Sebagai seorang direksi di bidang ritel yang kerap bertemu dengan investor muda, Dora berpesan bagi generasi muda: investasi bukan tentang seberapa cepat mendapatkan keuntungan, tetapi seberapa konsisten menjaga langkah. “Fokuslah pada tujuan jangka panjang, pahami apa yang diinvestasikan, dan jangan mudah terpengaruh euforia pasar,” ujarnya. Ia percaya bahwa anak muda di Indonesia memiliki modal besar untuk memulai, mulai dari akses informasi hingga teknologi canggih. Tantangannya adalah bagaimana menggunakan kedua hal tersebut dengan bijak. Dora menyarankan generasi muda untuk memanfaatkan keunggulan teknologi mereka. Platform digital kini menyediakan banyak data, riset, dan informasi yang bisa diakses secara instan. “Gunakan teknologi bukan hanya untuk mengikuti tren, tetapi juga untuk memperkaya wawasan. Generasi muda punya keunggulan besar di sini,” tegasnya.
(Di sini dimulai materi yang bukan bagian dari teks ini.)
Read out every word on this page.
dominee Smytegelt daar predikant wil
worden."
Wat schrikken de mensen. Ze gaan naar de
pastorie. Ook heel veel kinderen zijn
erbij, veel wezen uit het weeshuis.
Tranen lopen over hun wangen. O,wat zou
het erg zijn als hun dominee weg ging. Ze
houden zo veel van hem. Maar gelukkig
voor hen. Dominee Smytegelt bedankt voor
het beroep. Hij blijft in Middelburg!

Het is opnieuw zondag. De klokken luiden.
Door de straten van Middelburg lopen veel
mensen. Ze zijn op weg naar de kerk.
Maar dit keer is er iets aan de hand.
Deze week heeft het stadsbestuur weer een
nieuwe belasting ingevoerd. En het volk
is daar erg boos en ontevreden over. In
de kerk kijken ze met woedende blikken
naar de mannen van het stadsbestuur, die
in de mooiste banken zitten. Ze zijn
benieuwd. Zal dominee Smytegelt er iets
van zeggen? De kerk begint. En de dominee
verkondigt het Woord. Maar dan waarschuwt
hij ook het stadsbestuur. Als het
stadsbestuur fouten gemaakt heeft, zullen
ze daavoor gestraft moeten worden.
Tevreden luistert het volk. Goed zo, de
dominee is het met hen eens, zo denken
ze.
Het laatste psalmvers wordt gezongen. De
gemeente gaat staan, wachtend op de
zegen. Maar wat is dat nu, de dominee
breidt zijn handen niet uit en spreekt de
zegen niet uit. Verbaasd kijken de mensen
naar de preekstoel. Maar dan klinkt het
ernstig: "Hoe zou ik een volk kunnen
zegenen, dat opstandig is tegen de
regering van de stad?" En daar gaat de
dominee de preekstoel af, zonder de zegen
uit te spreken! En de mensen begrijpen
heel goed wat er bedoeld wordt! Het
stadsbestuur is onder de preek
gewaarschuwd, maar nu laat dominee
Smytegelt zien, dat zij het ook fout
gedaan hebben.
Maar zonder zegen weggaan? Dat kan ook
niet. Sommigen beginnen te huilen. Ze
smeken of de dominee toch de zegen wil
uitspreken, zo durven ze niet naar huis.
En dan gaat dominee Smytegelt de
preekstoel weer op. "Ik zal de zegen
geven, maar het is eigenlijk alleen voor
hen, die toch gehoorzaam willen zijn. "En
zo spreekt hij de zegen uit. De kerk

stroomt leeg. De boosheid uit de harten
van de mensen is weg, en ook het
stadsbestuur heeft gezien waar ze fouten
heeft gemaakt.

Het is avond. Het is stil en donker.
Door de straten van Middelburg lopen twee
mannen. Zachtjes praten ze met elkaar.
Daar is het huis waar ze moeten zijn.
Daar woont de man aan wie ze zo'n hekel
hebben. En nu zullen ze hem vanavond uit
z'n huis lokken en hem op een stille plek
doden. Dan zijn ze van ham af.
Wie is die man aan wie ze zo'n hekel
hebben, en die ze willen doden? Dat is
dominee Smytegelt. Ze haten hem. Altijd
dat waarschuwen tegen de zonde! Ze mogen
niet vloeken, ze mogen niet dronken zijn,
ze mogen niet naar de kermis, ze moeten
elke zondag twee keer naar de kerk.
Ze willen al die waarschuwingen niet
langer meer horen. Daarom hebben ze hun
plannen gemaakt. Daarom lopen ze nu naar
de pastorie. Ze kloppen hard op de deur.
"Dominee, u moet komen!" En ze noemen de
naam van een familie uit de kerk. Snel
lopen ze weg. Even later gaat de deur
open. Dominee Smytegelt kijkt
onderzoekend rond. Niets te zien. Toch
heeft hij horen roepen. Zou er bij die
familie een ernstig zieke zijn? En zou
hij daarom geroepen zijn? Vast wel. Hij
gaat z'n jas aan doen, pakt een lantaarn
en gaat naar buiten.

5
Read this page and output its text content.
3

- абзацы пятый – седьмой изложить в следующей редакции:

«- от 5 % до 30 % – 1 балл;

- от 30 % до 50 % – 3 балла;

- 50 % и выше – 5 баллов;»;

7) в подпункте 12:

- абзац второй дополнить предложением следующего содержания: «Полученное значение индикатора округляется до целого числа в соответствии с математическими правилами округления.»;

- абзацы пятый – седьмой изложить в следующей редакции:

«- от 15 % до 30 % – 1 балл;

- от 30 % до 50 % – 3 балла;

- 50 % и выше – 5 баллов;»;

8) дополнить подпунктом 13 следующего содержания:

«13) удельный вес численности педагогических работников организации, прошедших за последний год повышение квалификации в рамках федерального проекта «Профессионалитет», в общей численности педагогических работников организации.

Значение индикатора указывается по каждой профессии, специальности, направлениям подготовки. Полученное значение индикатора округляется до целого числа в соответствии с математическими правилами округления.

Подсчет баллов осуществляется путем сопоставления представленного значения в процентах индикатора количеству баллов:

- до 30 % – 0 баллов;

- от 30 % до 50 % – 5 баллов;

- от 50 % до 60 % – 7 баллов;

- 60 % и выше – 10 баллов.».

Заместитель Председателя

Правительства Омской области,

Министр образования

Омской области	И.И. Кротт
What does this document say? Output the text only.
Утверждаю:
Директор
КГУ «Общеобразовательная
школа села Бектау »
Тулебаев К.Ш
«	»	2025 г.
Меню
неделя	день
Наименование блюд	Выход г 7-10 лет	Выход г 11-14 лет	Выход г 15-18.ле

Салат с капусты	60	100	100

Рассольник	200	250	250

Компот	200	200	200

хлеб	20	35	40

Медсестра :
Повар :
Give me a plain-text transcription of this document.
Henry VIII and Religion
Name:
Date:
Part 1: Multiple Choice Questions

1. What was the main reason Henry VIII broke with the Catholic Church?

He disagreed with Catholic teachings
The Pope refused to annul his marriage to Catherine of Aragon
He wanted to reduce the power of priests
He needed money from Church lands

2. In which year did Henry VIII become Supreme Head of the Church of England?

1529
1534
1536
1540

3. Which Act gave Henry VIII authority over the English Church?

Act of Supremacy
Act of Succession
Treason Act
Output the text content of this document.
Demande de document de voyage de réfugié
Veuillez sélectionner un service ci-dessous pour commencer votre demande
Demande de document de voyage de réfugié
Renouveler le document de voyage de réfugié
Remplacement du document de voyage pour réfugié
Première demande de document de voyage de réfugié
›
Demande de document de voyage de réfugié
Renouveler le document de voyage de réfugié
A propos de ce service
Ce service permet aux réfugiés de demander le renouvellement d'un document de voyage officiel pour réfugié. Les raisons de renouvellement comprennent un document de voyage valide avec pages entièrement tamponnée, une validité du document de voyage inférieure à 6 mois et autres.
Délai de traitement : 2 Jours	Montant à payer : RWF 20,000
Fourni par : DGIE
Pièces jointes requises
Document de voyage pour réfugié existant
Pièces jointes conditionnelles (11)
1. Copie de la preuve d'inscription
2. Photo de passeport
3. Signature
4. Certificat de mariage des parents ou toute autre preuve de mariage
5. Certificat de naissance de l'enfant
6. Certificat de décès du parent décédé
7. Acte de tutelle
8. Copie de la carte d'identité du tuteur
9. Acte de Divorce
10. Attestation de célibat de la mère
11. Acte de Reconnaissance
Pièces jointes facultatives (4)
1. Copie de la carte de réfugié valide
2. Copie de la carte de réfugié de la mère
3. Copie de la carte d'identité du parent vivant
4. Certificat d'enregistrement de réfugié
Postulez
Pada akhirnya, ia percaya, kesabaran dan konsistensi akan menjadi pembeda. Generasi muda yang mampu menggabungkan semangat tinggi dengan disiplin, pengetahuan yang luas, dan pemanfaatan teknologi secara bijak, akan memiliki peluang besar untuk menikmati hasil investasi yang cemerlang di masa depan.